ISSUE: Are the general test for capacity to execute a will and the insane delusion test mutually exclusive?

RULE OF LAW: The general test for capacity to execute a will and the insane delusion tests are not mutually exclusive

HOLDING: Contestants of holographic will appealed probate court's ruling that testator was of sound mind when he executed will. The Court of Appeals affirmed. Certiorari was granted. The Supreme Court, Rice, J., held that: (1) testator was of sound mind at time he executed will; and (2) probate court did not abuse its discretion in denying contestants' motion to dismiss them as parties thus precluding their testimony pursuant to Dead Man's Statute. Affirmed.

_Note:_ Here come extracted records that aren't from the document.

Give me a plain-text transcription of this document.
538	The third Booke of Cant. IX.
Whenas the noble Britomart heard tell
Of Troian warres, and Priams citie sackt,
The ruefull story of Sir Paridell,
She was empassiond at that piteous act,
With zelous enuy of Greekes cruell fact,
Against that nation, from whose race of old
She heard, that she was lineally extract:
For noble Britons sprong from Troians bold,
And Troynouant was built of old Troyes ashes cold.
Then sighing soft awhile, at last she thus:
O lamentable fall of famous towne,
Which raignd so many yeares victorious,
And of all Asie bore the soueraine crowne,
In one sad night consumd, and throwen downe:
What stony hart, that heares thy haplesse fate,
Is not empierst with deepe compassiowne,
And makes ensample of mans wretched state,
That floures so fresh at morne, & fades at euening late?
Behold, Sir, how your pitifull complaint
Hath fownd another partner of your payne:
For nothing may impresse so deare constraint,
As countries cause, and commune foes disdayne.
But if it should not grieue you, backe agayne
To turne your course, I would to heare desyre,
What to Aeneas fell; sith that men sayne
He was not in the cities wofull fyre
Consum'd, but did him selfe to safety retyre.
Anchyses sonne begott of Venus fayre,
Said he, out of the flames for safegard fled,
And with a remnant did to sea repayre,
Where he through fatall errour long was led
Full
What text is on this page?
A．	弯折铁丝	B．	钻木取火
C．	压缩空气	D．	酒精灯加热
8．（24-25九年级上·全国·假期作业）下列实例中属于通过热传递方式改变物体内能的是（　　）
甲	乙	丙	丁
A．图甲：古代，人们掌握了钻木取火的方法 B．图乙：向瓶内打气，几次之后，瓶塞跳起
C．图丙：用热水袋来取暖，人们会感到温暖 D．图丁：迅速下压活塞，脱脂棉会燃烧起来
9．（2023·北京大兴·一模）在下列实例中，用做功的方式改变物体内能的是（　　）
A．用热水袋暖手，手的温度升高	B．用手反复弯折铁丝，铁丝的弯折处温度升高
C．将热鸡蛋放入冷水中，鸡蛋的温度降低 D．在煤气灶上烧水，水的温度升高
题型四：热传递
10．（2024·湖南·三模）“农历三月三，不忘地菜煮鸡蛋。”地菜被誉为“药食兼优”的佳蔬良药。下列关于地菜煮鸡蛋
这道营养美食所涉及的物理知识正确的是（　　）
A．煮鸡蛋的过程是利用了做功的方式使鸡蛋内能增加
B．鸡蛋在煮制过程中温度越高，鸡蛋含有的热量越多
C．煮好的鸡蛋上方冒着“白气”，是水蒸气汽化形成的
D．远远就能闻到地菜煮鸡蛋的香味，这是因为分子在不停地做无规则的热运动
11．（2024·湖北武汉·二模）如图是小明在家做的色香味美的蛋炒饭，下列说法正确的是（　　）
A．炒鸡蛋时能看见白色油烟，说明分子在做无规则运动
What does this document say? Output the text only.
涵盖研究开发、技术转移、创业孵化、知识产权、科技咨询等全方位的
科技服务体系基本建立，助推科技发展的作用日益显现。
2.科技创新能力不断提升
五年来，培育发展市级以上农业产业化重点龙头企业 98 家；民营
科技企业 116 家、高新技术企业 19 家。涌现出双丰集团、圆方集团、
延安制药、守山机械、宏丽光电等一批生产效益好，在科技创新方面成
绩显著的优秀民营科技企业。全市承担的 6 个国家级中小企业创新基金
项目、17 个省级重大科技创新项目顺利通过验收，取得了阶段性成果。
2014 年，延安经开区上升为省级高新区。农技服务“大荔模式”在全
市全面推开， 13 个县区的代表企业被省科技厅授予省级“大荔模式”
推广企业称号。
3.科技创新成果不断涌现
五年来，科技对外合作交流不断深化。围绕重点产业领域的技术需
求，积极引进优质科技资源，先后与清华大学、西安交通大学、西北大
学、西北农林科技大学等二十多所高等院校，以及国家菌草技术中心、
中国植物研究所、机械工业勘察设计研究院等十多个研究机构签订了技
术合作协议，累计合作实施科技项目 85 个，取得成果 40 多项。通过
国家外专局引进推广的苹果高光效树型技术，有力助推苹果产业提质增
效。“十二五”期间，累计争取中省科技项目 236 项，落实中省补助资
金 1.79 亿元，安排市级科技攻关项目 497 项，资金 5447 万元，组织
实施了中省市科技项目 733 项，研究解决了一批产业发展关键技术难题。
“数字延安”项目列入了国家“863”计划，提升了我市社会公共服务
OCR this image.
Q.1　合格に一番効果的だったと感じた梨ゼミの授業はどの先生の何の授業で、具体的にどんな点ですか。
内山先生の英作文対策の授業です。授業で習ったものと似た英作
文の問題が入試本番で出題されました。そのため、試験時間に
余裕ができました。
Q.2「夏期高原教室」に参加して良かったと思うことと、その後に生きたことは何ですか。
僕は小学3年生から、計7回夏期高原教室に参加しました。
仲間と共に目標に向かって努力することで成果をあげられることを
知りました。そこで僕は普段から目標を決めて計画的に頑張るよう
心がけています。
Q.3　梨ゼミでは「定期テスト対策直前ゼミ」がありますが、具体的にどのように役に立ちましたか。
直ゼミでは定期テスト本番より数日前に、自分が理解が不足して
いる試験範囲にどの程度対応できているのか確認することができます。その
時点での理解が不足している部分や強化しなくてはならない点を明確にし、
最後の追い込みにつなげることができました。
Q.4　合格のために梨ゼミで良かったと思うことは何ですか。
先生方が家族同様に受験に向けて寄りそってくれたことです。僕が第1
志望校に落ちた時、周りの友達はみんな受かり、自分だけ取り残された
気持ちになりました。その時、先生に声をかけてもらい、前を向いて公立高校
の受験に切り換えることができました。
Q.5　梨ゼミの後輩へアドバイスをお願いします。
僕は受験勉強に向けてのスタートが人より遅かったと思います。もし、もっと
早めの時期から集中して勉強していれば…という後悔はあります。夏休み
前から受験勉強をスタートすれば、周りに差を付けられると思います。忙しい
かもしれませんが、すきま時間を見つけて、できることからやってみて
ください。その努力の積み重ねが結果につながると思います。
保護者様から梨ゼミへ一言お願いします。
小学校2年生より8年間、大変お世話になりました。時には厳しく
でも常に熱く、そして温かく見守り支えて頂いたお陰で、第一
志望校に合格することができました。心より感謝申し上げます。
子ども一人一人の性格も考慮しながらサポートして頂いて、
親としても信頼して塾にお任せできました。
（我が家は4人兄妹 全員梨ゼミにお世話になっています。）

ANALYSIS: Just prior to his suicide, decedent penned a holographic will purporting to vest his estate in respondent putative heir; in doing so, he disinherited petitioners, members of decedent's family. Respondent offered the will for probate; petitioners challenged it claiming that decedent lacked testamentary capacity. The probate court held for respondent, finding that decedent possessed testamentary capacity. Petitioners appealed to the intermediate court and again to the instant court following the intermediate court's affirmance. The court affirmed, holding that one may have insane delusions regarding some matters, be insane on others, yet possess testamentary capable to execute a will if the delusions do not materially affect the will's disposition. Further, the Cunningham and insane delusion tests of testamentary capacity, although discrete, were not mutually exclusive and both could properly be applied to the same testator. Lastly, the probate court did not abuse its discretion in denying petitioners' motion to dismiss.